The better way, and not a fantasy-driven way, to explain your stand is merely to tell people that you don’t drink. Your close friends–and most of us, if we are blessed, have two or three people who are truly lifelong friends, with all the rest being acquaintances–will appreciate and respect you. The rest–those who move in and out of our lives–probably won’t understand, much as they might be close minded about people who are slightly different. Why bother with them?
In 2011, a former student of McCarthy’s asked in a letter for help finding a job or paid internship for his summer break from Oberlin College & Conservatory, in Oberlin, Ohio. McCarthy’s response:
…As you don’t need to be told, Washington is packed every summer with interns. And as you DO need to be told, the word intern has French origins–meaning “slave.” Internment camps.
I’d advise staying clear of a summer slavery. But I do know of some well-paying jobs: outdoors, four or five hours a day, plenty of socializing, plus physical exercising. What job? Caddying.
Where? The top choices are the Chevy Chase Club, which is closest to your home, and a bit further away, Columbia Country Club, Burning Tree Golf Club and Congressional Country Club. The current rate for carrying two bags is $80–in cash which means no taxes taken out, unless you want taxes taken out to oil America’s war machine…

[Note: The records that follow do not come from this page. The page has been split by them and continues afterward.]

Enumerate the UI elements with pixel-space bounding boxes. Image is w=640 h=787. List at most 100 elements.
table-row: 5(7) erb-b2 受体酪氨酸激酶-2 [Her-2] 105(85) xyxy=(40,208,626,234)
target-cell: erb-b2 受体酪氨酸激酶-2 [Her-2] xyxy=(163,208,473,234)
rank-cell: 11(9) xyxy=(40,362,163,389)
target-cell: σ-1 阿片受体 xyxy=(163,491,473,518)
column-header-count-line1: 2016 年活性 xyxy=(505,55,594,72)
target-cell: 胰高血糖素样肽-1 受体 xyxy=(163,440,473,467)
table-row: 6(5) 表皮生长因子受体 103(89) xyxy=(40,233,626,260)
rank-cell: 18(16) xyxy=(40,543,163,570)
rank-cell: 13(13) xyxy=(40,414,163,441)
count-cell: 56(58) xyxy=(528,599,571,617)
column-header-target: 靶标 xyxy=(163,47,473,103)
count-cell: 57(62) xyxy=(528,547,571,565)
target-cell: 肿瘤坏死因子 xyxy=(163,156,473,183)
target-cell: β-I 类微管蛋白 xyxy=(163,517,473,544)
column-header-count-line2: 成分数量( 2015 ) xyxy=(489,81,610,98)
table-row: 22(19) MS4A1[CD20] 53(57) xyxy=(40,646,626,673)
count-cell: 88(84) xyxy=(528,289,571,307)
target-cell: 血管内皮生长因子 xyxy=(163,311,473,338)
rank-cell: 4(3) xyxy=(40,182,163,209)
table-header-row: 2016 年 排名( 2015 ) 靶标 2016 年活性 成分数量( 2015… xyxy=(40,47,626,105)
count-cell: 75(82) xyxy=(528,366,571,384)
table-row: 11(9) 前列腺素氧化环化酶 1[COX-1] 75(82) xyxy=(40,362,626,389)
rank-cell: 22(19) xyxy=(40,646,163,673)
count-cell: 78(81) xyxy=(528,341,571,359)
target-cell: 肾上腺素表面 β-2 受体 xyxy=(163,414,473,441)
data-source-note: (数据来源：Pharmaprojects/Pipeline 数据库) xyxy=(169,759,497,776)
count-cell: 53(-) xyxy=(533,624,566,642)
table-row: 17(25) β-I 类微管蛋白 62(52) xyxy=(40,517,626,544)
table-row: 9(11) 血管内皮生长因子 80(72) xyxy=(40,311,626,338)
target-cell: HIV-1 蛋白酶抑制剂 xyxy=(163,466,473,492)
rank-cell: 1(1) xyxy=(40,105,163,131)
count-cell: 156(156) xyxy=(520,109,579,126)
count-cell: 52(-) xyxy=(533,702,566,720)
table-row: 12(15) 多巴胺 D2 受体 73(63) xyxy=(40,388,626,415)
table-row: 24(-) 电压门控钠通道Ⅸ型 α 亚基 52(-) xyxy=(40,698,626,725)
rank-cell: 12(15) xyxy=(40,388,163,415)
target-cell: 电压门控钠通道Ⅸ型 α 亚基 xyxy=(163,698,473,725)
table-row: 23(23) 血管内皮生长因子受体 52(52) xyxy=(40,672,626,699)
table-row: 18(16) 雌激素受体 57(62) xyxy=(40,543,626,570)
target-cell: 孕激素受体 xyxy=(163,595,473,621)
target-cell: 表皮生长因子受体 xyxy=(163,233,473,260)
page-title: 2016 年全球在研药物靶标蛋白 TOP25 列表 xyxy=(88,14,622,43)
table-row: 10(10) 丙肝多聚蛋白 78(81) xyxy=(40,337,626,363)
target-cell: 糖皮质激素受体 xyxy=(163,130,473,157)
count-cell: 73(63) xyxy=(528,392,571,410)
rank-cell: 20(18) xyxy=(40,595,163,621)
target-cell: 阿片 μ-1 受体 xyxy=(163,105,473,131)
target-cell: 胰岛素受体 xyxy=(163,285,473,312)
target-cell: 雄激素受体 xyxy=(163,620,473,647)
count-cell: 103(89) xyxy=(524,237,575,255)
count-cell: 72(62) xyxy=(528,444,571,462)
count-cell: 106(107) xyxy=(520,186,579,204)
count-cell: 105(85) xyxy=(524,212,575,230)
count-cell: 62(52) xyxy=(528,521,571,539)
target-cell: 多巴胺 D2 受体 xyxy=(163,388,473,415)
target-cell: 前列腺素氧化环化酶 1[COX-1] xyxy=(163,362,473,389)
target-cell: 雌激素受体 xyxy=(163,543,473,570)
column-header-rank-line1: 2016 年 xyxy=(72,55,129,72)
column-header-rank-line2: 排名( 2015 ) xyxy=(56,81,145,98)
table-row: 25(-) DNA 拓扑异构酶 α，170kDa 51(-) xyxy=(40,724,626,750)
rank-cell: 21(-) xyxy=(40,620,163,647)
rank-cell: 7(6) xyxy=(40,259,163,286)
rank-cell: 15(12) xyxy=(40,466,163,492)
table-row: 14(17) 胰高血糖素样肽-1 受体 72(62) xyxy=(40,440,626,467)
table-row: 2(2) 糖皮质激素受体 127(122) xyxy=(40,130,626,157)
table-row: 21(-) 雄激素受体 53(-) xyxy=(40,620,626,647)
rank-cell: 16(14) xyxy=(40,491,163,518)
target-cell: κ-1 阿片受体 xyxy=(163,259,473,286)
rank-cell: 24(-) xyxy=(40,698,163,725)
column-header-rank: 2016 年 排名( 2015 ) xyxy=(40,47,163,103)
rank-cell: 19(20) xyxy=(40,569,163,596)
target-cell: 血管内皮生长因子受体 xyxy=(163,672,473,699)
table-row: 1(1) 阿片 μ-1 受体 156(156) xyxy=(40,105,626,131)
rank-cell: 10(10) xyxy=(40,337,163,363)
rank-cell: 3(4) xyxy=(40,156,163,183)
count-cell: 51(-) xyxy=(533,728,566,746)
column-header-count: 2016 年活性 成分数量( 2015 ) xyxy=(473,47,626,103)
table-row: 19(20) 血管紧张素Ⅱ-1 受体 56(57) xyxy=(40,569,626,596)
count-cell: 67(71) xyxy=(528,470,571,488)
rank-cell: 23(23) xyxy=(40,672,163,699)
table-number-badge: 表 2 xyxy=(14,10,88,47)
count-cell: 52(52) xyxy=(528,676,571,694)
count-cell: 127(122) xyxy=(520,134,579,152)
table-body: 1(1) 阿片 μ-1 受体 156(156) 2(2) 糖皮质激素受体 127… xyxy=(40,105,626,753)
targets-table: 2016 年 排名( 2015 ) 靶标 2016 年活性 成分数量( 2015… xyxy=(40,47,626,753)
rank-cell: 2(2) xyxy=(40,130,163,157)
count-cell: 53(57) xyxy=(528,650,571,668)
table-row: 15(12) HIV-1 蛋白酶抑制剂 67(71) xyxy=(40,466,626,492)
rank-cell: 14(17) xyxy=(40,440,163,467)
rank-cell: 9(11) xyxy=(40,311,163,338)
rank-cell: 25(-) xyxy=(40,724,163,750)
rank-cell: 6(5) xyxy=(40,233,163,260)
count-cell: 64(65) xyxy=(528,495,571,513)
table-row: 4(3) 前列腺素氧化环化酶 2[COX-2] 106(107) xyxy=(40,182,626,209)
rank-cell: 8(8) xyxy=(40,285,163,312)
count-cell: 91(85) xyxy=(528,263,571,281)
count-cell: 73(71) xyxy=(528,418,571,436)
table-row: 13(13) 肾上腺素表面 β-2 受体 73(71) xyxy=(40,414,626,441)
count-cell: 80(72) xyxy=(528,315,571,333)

Looping at Chevy Chase would expose you to two worlds, the one of WASP high-breds and the one of nonpedigrees where caddies orbit, spinning around suns and moons of their own making: some as down-and-outs, a few as drifters who can’t or won’t hold regular jobs. Listen and learn from them. It will be far more than what you’d pick up shuffling papers with interns on K Street. You could ask Oberlin to give you three credits for your summer course in Advanced Sociology.
In 2012, a student of McCarthy’s wrote a letter explaining the benefits of playing football, a sport that McCarthy opposes on account of its violence. McCarthy’s response:
It goes without saying, but I’ll say it anyway. I appreciate the time you took to offer your thoughts on your enjoyment of playing football and what it has done for you. Nothing you wrote makes me doubt this. At the same time, though, everything you say–football “teaches you accountability. Responsibility. Determination. It teaches you how to work hard,” it “prepares you for life,” “you receive what you put in”–could as easily be said about playing on the high school soccer team or baseball team. True, those are different games but it’s certainly plausible that just as many high school soccer or baseball players could make the same claims for their sport as you do for yours….
It’s not accidental that football is the country’s most favored sport, and invading other nations to maim or kill people is our most favored way of settling disputes. It’s no accident either that veterans of the National Football League are now filing negligence suits against the owners of their former teams for injuries the way veterans of wars in Iraq and Afghanistan are seeking legal relief for their injuries. The battlefields of football and the battlefields of war zones lead to similar Post-Traumatic Stress Disorders. It can be argued that no one is forced to play football and no one is forced to join the military. Perhaps, but it has to be wondered why so few players in the NFL come from Ivy League or Little Ivy colleges and why so few soldiers in Iraq and Afghanistan are from those schools.